St. Paul Mayor Melvin Carter's proposed 2020 budget includes millions of dollars for local street projects, including eliminating traffic on a portion of Ayd Mill Road to make space for a dedicated bikeway.
Despite $20 million for road reconstruction and resurfacing, Carter said it's not enough to rescue the city's crumbling streets. A week after the release of a public works report calling for about $50 million a year for street maintenance, Carter said the city — as well as the county and state — must step up. Without a cash infusion, most St. Paul streets will be "undrivable in just 20 years," Carter said in his budget address Thursday, echoing the report's findings.
"While there are no shortage of historical reasons for this disinvestment, we don't have time to place blame; we must take responsibility," Carter said. "We must and will work actively with our partners in county and state government to identify new resources to maintain our public right of way."
The proposed 2020 budget marks the second year of a program that doubled spending on neighborhood street resurfacing and launched a three-year repaving project for downtown streets.
Carter delivered his 2020 budget address to a crowd of about 200 city staff, elected officials and residents at St. Paul's new Frogtown Community Center. His proposed $622 million budget includes a 4.85% property tax levy increase — up $7.6 million from the 2019 budget — after two years of double-digit levy increases.

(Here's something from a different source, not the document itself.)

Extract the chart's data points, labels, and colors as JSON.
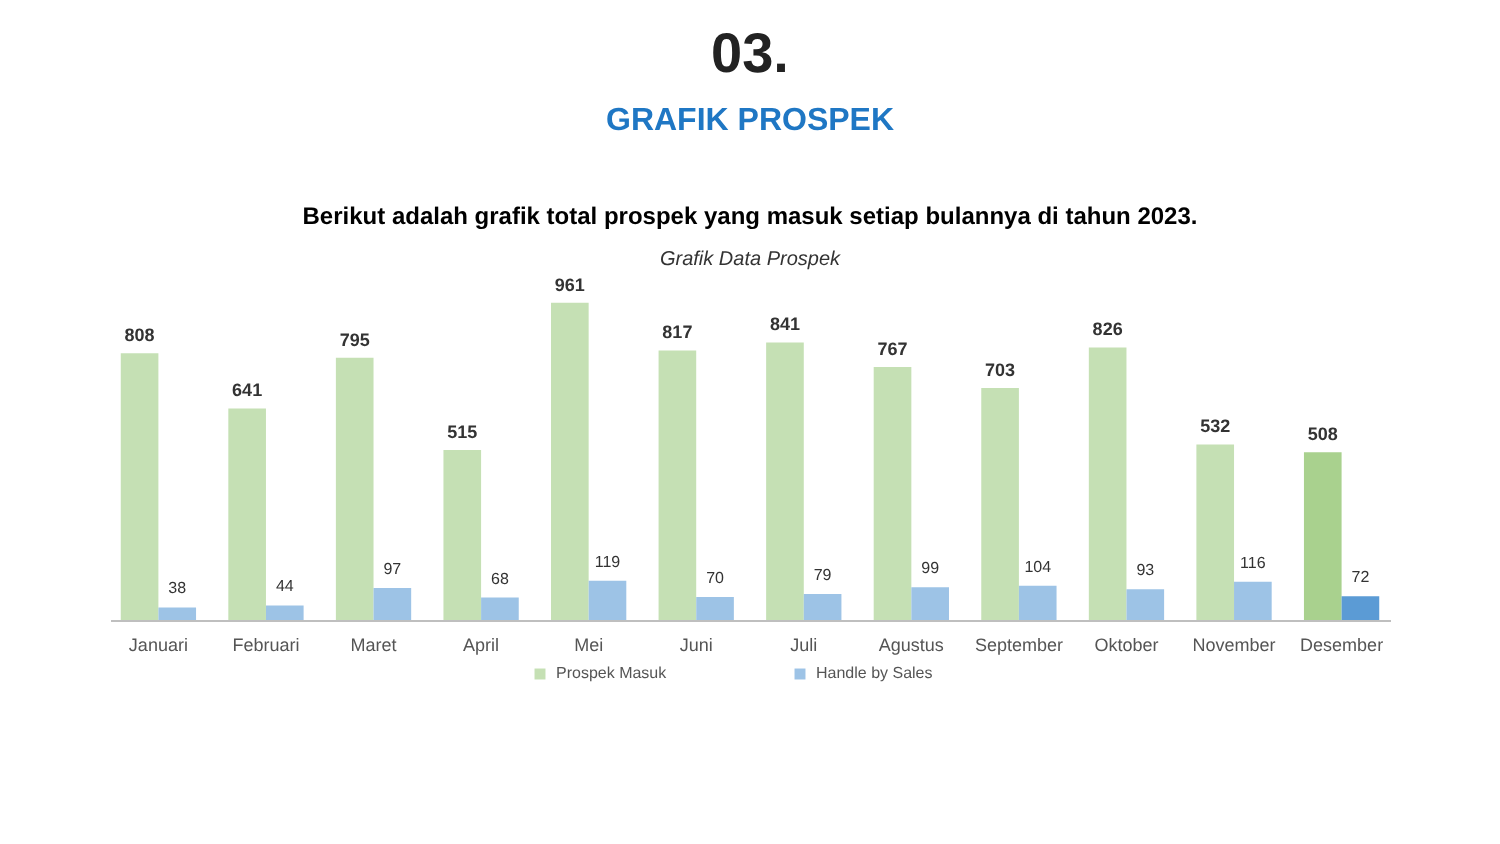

The levy is the amount of money the city collects in property taxes, not the amount that individual property owners pay. For a median-value home, a 4.85% levy increase translates into an extra $55 a year, Carter said.
The new tax dollars will help fill a $17 million gap between city spending and revenue in 2020, due in large part to salary growth for city workers.
Carter's proposal also includes more than $4 million in cuts, including eliminating five sworn police officers, reducing the fire academy by two weeks and scaling back free youth programs. Carter is also proposing a $5 daily fee "for all but our lowest-income families" in Rec Check after-school programs.